I suppose the starting-point must be a consideration of the availability of legal aid. We are not told how long the case has been going on, but prior to April 2013 legal aid would have been available for private family law cases dealing with arrangements for children, such as this one. Since April 2013 legal aid has only been available for private law family case where there is evidence of domestic violence or abuse, or child abuse. So, if the mother applied for legal aid after the change then there must have been an element of abuse in the case. When the government made the reductions to legal aid availability, it specifically decided that it should remain available in cases involving abuse – in other words, if the mother applied for legal aid after the change, then hers was a case deserving of legal aid.
There is also an indication contained in the report of the case (which you can find here) that the mother had “continued to receive public funding [i.e. legal aid] in relation to a further application arising out of the child arrangements order”. There was therefore more going on in the case than just the issue relating to the child’s middle name. How can anyone criticise the grant of legal aid without knowing what that issue was?

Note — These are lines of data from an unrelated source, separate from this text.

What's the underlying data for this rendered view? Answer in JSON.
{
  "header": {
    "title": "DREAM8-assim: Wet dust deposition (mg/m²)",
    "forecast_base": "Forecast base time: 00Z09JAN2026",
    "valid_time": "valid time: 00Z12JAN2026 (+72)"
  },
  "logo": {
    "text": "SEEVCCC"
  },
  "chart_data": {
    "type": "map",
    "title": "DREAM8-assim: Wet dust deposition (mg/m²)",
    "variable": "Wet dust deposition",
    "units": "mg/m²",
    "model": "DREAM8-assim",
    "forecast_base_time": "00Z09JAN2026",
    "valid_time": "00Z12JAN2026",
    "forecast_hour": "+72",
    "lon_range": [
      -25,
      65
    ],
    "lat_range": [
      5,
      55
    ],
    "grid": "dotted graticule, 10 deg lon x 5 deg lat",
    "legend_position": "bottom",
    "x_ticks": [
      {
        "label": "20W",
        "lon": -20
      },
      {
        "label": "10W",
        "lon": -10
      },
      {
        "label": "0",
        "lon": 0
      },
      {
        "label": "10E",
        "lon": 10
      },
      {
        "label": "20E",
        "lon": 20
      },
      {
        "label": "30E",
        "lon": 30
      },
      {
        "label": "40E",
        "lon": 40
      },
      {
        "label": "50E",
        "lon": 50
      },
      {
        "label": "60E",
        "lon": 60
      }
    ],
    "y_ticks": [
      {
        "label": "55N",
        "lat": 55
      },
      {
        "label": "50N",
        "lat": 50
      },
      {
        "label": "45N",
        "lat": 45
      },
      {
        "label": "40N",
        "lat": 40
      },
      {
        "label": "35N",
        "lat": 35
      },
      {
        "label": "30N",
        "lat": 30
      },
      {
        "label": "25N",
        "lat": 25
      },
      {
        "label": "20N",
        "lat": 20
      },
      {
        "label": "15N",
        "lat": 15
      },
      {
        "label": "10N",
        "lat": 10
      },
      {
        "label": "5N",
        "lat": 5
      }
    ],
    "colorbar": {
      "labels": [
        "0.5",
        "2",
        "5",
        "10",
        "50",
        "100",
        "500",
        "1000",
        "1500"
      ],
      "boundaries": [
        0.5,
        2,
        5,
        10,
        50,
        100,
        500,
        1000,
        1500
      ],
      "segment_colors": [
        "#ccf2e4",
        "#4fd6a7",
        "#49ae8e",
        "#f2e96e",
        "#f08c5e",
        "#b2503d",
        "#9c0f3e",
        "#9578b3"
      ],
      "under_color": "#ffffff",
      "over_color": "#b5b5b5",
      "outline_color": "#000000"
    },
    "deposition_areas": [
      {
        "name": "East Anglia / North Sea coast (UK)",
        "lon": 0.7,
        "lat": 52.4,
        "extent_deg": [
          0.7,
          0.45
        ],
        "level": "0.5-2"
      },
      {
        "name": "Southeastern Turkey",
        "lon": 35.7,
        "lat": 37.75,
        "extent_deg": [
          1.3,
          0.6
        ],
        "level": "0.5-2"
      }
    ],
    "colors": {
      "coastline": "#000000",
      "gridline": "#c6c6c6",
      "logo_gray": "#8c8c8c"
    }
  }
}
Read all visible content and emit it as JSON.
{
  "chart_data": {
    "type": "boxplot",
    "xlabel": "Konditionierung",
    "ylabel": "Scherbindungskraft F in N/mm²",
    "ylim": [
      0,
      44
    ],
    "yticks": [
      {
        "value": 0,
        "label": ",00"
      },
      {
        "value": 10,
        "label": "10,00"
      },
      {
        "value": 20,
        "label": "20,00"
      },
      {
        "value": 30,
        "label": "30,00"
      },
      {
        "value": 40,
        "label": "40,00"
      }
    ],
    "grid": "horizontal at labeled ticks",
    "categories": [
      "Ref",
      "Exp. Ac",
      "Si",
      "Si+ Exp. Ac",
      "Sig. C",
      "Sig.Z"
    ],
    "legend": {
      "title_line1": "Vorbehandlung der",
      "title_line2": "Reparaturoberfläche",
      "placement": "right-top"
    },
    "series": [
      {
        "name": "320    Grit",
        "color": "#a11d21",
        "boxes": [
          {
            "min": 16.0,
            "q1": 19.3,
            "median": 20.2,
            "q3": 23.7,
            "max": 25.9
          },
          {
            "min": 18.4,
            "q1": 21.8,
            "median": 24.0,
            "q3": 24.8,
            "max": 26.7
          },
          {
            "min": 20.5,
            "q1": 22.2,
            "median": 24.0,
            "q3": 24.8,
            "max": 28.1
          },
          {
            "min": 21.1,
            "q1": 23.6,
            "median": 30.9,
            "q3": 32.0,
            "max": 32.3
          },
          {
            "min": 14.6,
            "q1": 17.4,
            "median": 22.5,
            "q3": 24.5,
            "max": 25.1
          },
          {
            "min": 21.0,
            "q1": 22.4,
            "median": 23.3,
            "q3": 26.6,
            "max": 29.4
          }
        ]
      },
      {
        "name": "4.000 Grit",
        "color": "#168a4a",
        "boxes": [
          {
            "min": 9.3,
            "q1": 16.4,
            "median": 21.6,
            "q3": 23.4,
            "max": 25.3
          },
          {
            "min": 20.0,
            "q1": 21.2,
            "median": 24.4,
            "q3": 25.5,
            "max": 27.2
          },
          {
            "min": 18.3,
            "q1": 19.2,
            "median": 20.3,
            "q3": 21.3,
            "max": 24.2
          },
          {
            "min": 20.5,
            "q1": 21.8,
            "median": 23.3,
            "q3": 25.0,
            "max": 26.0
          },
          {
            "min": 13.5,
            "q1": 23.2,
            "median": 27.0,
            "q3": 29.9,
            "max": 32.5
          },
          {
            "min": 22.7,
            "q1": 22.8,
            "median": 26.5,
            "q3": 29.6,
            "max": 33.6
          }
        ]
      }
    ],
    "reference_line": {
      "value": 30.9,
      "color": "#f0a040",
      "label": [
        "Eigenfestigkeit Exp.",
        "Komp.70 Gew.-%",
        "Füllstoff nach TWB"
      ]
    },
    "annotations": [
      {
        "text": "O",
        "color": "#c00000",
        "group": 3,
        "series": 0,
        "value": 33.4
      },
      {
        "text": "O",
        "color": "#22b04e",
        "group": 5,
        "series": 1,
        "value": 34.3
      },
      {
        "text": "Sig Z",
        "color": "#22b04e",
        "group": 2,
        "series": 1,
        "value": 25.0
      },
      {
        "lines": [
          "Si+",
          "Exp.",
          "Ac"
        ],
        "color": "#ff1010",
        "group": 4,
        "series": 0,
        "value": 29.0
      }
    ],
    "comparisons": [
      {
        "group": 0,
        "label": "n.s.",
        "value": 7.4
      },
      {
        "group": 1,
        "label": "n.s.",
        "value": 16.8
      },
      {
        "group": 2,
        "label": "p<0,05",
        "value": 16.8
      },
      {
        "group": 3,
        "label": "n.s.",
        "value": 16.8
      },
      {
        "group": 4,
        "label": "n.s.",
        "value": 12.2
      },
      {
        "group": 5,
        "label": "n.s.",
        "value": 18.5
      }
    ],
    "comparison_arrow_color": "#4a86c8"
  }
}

Even in relation to the name issue, it is misleading to say that the mother wanted it changed simply because she “no longer liked” the name. There was a specific concern that the name now had bad connotations, which could adversely affect the child’s welfare. And remember that the court agreed with this. Again, how can the grant of legal aid in such circumstances be the object of criticism? Isn’t the welfare of a child sufficiently important?
Moving on, we had the usual nonsense of the legal aid money being “handed” to the mother. It was not handed to her. In fact, she would never have seen the money, which would have gone direct to her lawyers. There is also speculation about the amount involved, with the reports saying it ran into the “thousands”. It probably did, but this is complete speculation – the papers will have had no information as to the exact amount involved.
The papers also conveniently fail to mention that the mother’s legal aid did not cover the father’s appeal against the order. Neither the mother nor the father were represented on the appeal. The taxpayers’ money did not cover the entirety of the mother’s “fight”.
And then finally there are the crass comments of the MP. Clearly without full information of the case (remember the report of the case is deliberately vague, and part of the judgment was redacted), he decided that this was not a deserving case, and irrelevantly compared it to another, entirely different, case. An MP should really know better than this, although I have to say that I am not surprised.
In short, there was no scandal involved here. Legal aid was granted in accordance with the rules that the government itself laid down, and was fully ‘deserved’. Even if it was not, is it really beneficial to get into an argument as to what specific cases are deserving and what aren’t? By all means have that discussion in general terms, but to involve real individuals and their cases and suggest that they were not deserving of public money is at best an unnecessary intrusion and at worst extremely distressing for those individuals.